Sunday, July 17, 2016

Know Your Body: Eat the Nutrients You Need Every Day

Sugary and fatty foods might be tasty, but they aren't usually a good source of vitamins and minerals. 

To keep your body well-nourished, the United States Department of Agriculture (USDA) recommends that you:

  • Fill half your plate with fruits and vegetables at every meal to help you get a healthy variety of vitamins, minerals, and other nutrients, like fiber
  • Make sure at least half of the grains you eat are whole grains for fiber and complex carbohydrates
  • Choose low-fat or fat-free dairy products for calcium and protein
Getting all of the nutrients that you need each day may sound like a tall order. But if you get creative, you can learn easy—and delicious—ways to add fruits and veggies, whole grains, and low-fat dairy products to each meal of your day.
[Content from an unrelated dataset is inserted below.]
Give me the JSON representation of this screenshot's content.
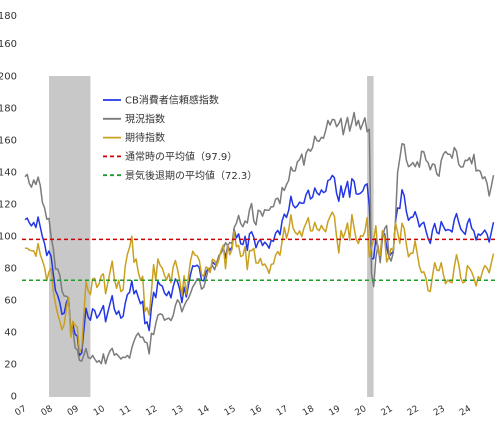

At breakfast time, you may be tempted to reach for "grab and go" foods like doughnuts or Pop Tarts. This is a mistake, since you'll be missing out on the nutritional benefits of a well-balanced meal. Eating veggies for breakfast might sound odd, but we bet you won't turn your nose up at a mouthwatering omelet with red peppers and low-fat cheese. Try these tasty ideas for healthy breakfast foods high in vitamins, minerals, and whole grains:

  • Make a fruit salad, and toss it with low-fat or fat-free yogurt.
  • Add fruits like raisins, bananas, or blueberries to your cereal.
  • Choose your favorite fruits and make a smoothie, using low-fat or fat-free yogurt, orange juice, and low-fat or fat free milk as a base. If you're feeling brave, try adding a handful of spinach or other greens--many people don't notice the difference and recipes for "green smoothies" are widely available on the Internet.
  • Add your favorite veggies to a succulent frittata, or try HealthAhead's recipe for Make-Ahead Frittata Muffins,
  • Try toasting whole-grain English muffins, bagels, or bread, and use margarine, low-fat or fat-free cream cheese, or peanut butter as a spread instead of butter. You can make it extra healthy by opting for hummus or slices of avocado and tomato.

Mid-day is a great time to focus on healthy and nutritious foods to power you through your day. When you choose fruits and vegetables as part of your plate at noon, you'll feel fuller with fewer calories. Don't settle for fast food or fattening restaurant fare when you can eat a nutritious lunch:

Instead of eating potato chips with your sandwich, try baby carrots. According to the Mayo Clinic, two cups of carrots contain only 100 calories.

If you're going out to lunch, request brown rice or whole grain pasta with your meal instead of white rice or pasta. You can even make your own whole grain pasta salad at home and bring it work--consider Mayo Clinic's recipe for Dilled Pasta Salad with Spring Vegetables.

Try layering a six-inch whole-wheat flour tortilla with two tablespoons of shredded low-fat cheddar cheese, and stick it in the microwave until the cheese melts. Top it with some fresh tomatoes for a quick dish that's approximately 200 calories.


Dinner is a hectic time in many homes—but it's important not to resort to fast foods or prepackaged meals. Instead, use the dinner hour to eat more vegetable and whole grains. Consider enjoying low-fat milk for a beverage and fruit for dessert:

Add a side salad to your meal with as many colorful veggies as you can. It doesn't have to be fancy. Just chop up some tomatoes, avocados, carrots, and mix together with some dark leafy greens. Top it with two tablespoons of fat-free salad dressing.

Always serve vegetables with dinner. Even small amounts make a difference. The Mayo Clinic suggests two-thirds of a cup of green beans or three baby potatoes as options.
If you're having pizza for dinner, make it with a whole-grain crust with low-fat cheese. Instead of meat toppings, choose veggies like bell peppers, mushrooms, and onions.

Putting it all together

When you take the time to plan three nutritious meals a day with a variety of fruits and vegetables, whole grains, and low-fat dairy products, you may be able to get the nutrients your body needs while cutting back on extra calories. Making healthy choices also means avoiding foods that are high in calories, but low in nutrients—like many types of junk food and fast food. It's okay to enjoy an occasional treat, but aim to fill the bulk of your meals with more nutritious foods. You may notice it's easier to maintain a healthy weight, and you might just surprise yourself at the delicious meals you cook up.